Riesplode lo Yemen: decine di morti in attacchi di Al Qaeda

[20 settembre 2013]

Mentre le milizie islamiche in Siria attaccano ed annientano ai confini con la Turchia l’Esercito libero siriano in quello che sembra un regolamento di conti tra gli integralisti finanziati da Arabia Saudita e Qatar e i militanti siriani “laici”, magari in vista di quell’attacco statunitense/francese che il segretario di stato americano Kerry ha confermato entro una settimana,  Al Quaeda apre un altro fronte nello Yemen e lo fa nella maniera più spietatamente feroce.

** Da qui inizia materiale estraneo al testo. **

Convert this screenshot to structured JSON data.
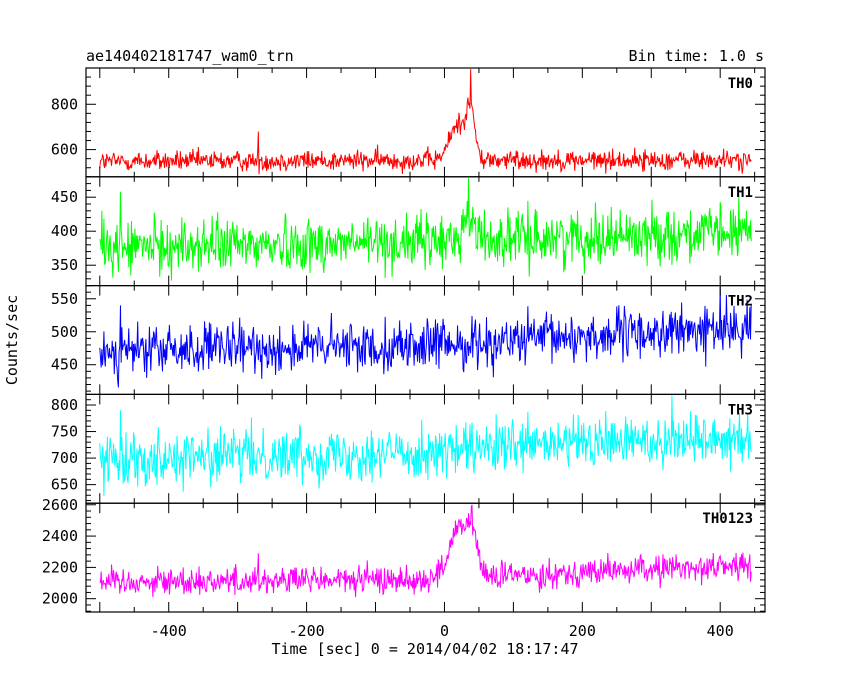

Secondo Aljazeera, due autobombe sono esplose nella base militare di  Shabwa, nel sud dello Yemen e poi uomini armati hanno sparano sui soldati in due attacchi separati che avrebbero fatto decine di vittime. Una bomba nascosta in un’auto è esplosa tra un gruppo di soldati al cancello di ingesso della base mentre il terrorista alla guida cercava di entrare nel campo militare. L’altra autobomba era già all’interno del campo quando è esplosa.  Testimoni che hanno assistito all’attacco dicono che gli uomini armati hanno successivamente rubato veicoli appartenenti alle forze di sicurezza yemenite e sono fuggiti.

Al Qaeda in the Arabian Peninsula (Aqap), che nello Yemen ha buone basi tribali, ha subito rivendicato gli attacchi e ci sono pochi dubbi che siano stati i suoi cecchini a fare strage dei soldati yemeniti che fuggivano dalle esplosioni attuate proprio per seminare il panico.

La provincia Shabwa è praticamente un territorio dove la legge non esiste e negli ultimi anni è stata teatro di molti scontri tra i gruppi armati e le forze di sicurezza. Aqap nello Yemen meridionale non attacca solo le truppe governativa ma anche le milizie indipendentiste che vorrebbero tornare allo Yemen del Sud “socialista”.

I tagliagole dell’Aqap hanno ucciso almeno altri 10 soldati in un attacco contro una pattuglia militare nella città di Mayfaa. L’agenzia di notizie Afp, che cita fonti militari yemenite, scrive che nei due attacchi sarebbero morti almeno 40 morti persone. in totale in entrambi gli attacchi. ti militari. Hammadi Khaled  corrispondente di Al Jazeera nella capitale yemenita Sana’a, ha detto che «Decine sono stati uccisi negli attacchi e alcuni elementi delle forze di sicurezza sono stati catturati».

Aqap ed i gruppi tribali suoi alleati hanno approfittato della rivoluzione e del caos politico del 2011 nello Yemen per prendere il controllo di alcune città e di aree tribali nel sud del Paese. Nel 2012 i miliziani islamici sono stati respinti da una spietata offensiva delle forze armate yemenite con l’assistenza militare e dei droni degli Stati Uniti, ma hanno continuato ad attaccare il nuovo governo, i militari e gli indipendentisti “laici” sudyemeniti.